Tomamos decisiones y elegimos lo que se quedará a nuestro lado y lo que abandonaremos en la cuneta, nos pasamos la vida entera participando en una carrera contra el tiempo, siempre huyendo hacia delante, incorporando decenas de historias a nuestro vagar cotidiano, y por supuesto, nunca echamos la vista hacia atrás.

Siempre habrá alguien que nos recuerde el tópico de que quien mira al pasado no avanza, de que si miras hacia atrás te pierdes lo que se te acerca por delante, de que hacerlo de otro modo es de románticos o melancólicos que se alimentan de sus propias efemérides para sentirse más dichosos.

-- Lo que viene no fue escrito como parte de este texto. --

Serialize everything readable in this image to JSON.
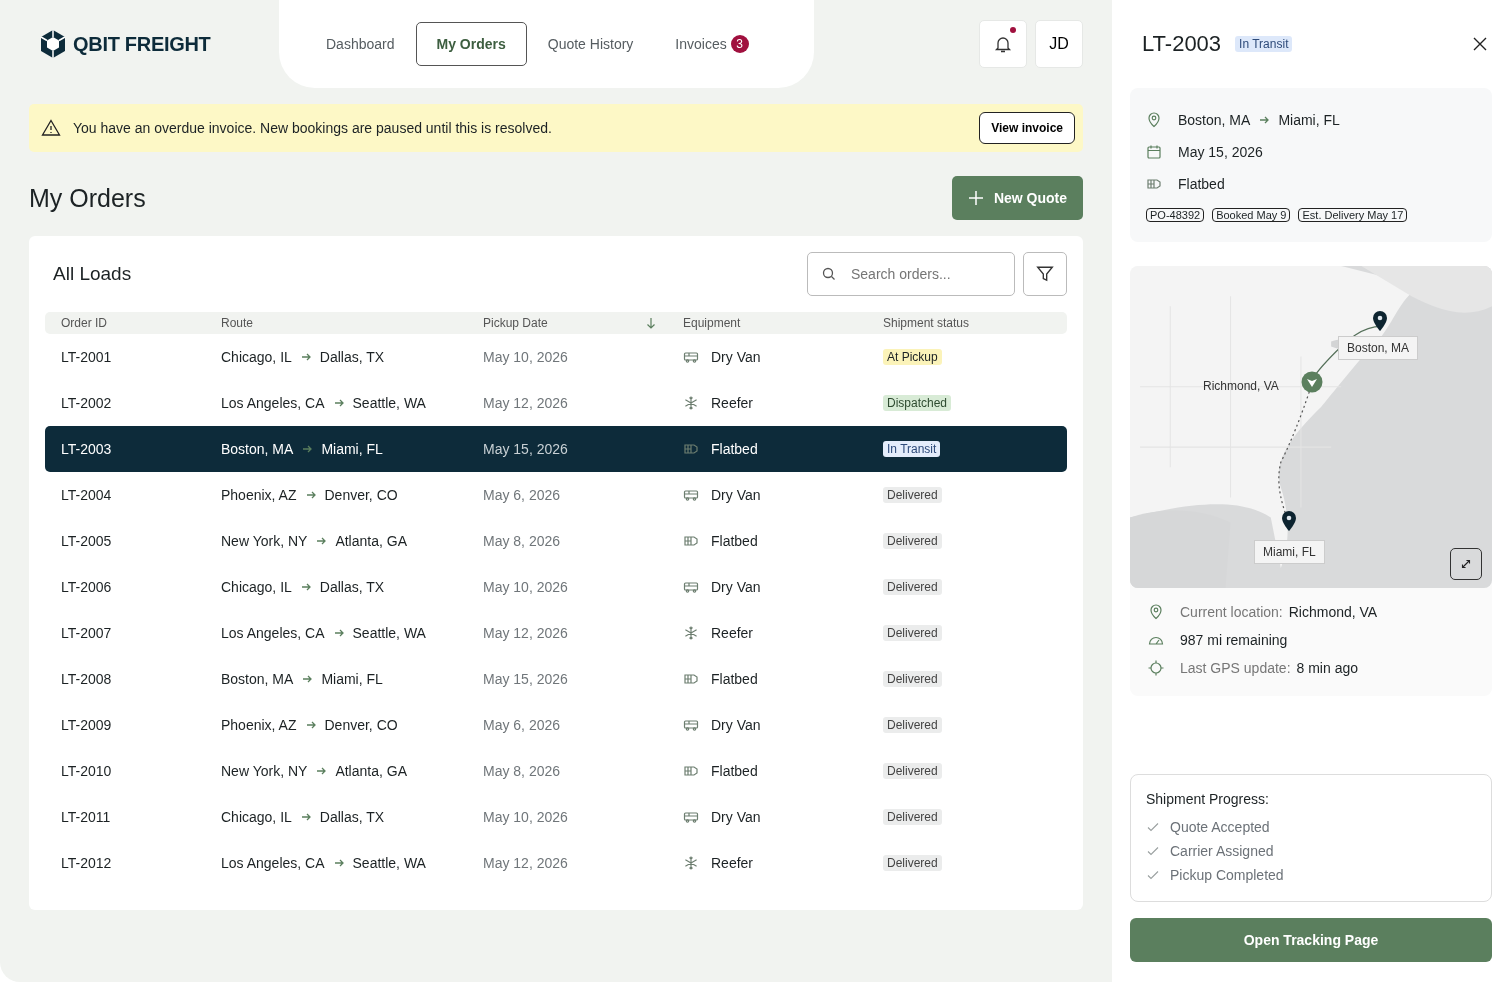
{
  "brand": {
    "name": "QBIT FREIGHT"
  },
  "nav": [
    {
      "label": "Dashboard",
      "selected": false
    },
    {
      "label": "My Orders",
      "selected": true
    },
    {
      "label": "Quote History",
      "selected": false
    },
    {
      "label": "Invoices",
      "selected": false,
      "badge": "3"
    }
  ],
  "notifications": {
    "unread": true
  },
  "avatar": {
    "initials": "JD"
  },
  "alert": {
    "message": "You have an overdue invoice. New bookings are paused until this is resolved.",
    "action": "View invoice"
  },
  "page_title": "My Orders",
  "new_quote_button": "New Quote",
  "table": {
    "title": "All Loads",
    "search": {
      "placeholder": "Search orders..."
    },
    "columns": [
      "Order ID",
      "Route",
      "Pickup Date",
      "Equipment",
      "Shipment status"
    ],
    "rows": [
      {
        "id": "LT-2001",
        "from": "Chicago, IL",
        "to": "Dallas, TX",
        "date": "May 10, 2026",
        "equipment": {
          "label": "Dry Van",
          "kind": "van"
        },
        "status": {
          "label": "At Pickup",
          "kind": "pickup"
        },
        "selected": false
      },
      {
        "id": "LT-2002",
        "from": "Los Angeles, CA",
        "to": "Seattle, WA",
        "date": "May 12, 2026",
        "equipment": {
          "label": "Reefer",
          "kind": "reefer"
        },
        "status": {
          "label": "Dispatched",
          "kind": "dispatched"
        },
        "selected": false
      },
      {
        "id": "LT-2003",
        "from": "Boston, MA",
        "to": "Miami, FL",
        "date": "May 15, 2026",
        "equipment": {
          "label": "Flatbed",
          "kind": "flatbed"
        },
        "status": {
          "label": "In Transit",
          "kind": "transit"
        },
        "selected": true
      },
      {
        "id": "LT-2004",
        "from": "Phoenix, AZ",
        "to": "Denver, CO",
        "date": "May 6, 2026",
        "equipment": {
          "label": "Dry Van",
          "kind": "van"
        },
        "status": {
          "label": "Delivered",
          "kind": "delivered"
        },
        "selected": false
      },
      {
        "id": "LT-2005",
        "from": "New York, NY",
        "to": "Atlanta, GA",
        "date": "May 8, 2026",
        "equipment": {
          "label": "Flatbed",
          "kind": "flatbed"
        },
        "status": {
          "label": "Delivered",
          "kind": "delivered"
        },
        "selected": false
      },
      {
        "id": "LT-2006",
        "from": "Chicago, IL",
        "to": "Dallas, TX",
        "date": "May 10, 2026",
        "equipment": {
          "label": "Dry Van",
          "kind": "van"
        },
        "status": {
          "label": "Delivered",
          "kind": "delivered"
        },
        "selected": false
      },
      {
        "id": "LT-2007",
        "from": "Los Angeles, CA",
        "to": "Seattle, WA",
        "date": "May 12, 2026",
        "equipment": {
          "label": "Reefer",
          "kind": "reefer"
        },
        "status": {
          "label": "Delivered",
          "kind": "delivered"
        },
        "selected": false
      },
      {
        "id": "LT-2008",
        "from": "Boston, MA",
        "to": "Miami, FL",
        "date": "May 15, 2026",
        "equipment": {
          "label": "Flatbed",
          "kind": "flatbed"
        },
        "status": {
          "label": "Delivered",
          "kind": "delivered"
        },
        "selected": false
      },
      {
        "id": "LT-2009",
        "from": "Phoenix, AZ",
        "to": "Denver, CO",
        "date": "May 6, 2026",
        "equipment": {
          "label": "Dry Van",
          "kind": "van"
        },
        "status": {
          "label": "Delivered",
          "kind": "delivered"
        },
        "selected": false
      },
      {
        "id": "LT-2010",
        "from": "New York, NY",
        "to": "Atlanta, GA",
        "date": "May 8, 2026",
        "equipment": {
          "label": "Flatbed",
          "kind": "flatbed"
        },
        "status": {
          "label": "Delivered",
          "kind": "delivered"
        },
        "selected": false
      },
      {
        "id": "LT-2011",
        "from": "Chicago, IL",
        "to": "Dallas, TX",
        "date": "May 10, 2026",
        "equipment": {
          "label": "Dry Van",
          "kind": "van"
        },
        "status": {
          "label": "Delivered",
          "kind": "delivered"
        },
        "selected": false
      },
      {
        "id": "LT-2012",
        "from": "Los Angeles, CA",
        "to": "Seattle, WA",
        "date": "May 12, 2026",
        "equipment": {
          "label": "Reefer",
          "kind": "reefer"
        },
        "status": {
          "label": "Delivered",
          "kind": "delivered"
        },
        "selected": false
      }
    ]
  },
  "detail": {
    "title": "LT-2003",
    "status": {
      "label": "In Transit",
      "kind": "transit"
    },
    "from": "Boston, MA",
    "to": "Miami, FL",
    "date": "May 15, 2026",
    "equipment": {
      "label": "Flatbed",
      "kind": "flatbed"
    },
    "tags": [
      "PO-48392",
      "Booked May 9",
      "Est. Delivery May 17"
    ],
    "map": {
      "kind": "picture",
      "labels": [
        "Boston, MA",
        "Richmond, VA",
        "Miami, FL"
      ]
    },
    "current_location_label": "Current location:",
    "current_location": "Richmond, VA",
    "remaining": "987 mi remaining",
    "gps_label": "Last GPS update:",
    "gps": "8 min ago",
    "progress_title": "Shipment Progress:",
    "steps": [
      {
        "label": "Quote Accepted",
        "done": true
      },
      {
        "label": "Carrier Assigned",
        "done": true
      },
      {
        "label": "Pickup Completed",
        "done": true
      }
    ],
    "tracking_button": "Open Tracking Page"
  }
}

Pues bien, éste es el relato de cómo las leyes que rigen nuestros itinerarios se pueden volver locas al menos un instante, de cómo estar preparado para remar contracorriente. Un relato sobre un acontecimiento insignificante, en el que el movimiento cambia de dirección igual que el agua gira en sentido contrario al otro lado del ecuador del planeta antes de colarse por el sumidero.

No soy un personaje digno de admiración, pero muchas personas se podrían sentir identificadas con mi deambular miserable, o por lo menos, percibir cierta empatía con esta triste esperanza de que me ocurra algo sorprendente. Tengo una salud frágil, poco dinero, un trabajo de mierda, el bálsamo de ciertas aficiones ligeras, vicios inconfesables, un puñado de amigos, y tras varios fracasos sentimentales, he de decir lo mismo que dice todo el mundo para no cortarme las venas: no he encontrado el amor.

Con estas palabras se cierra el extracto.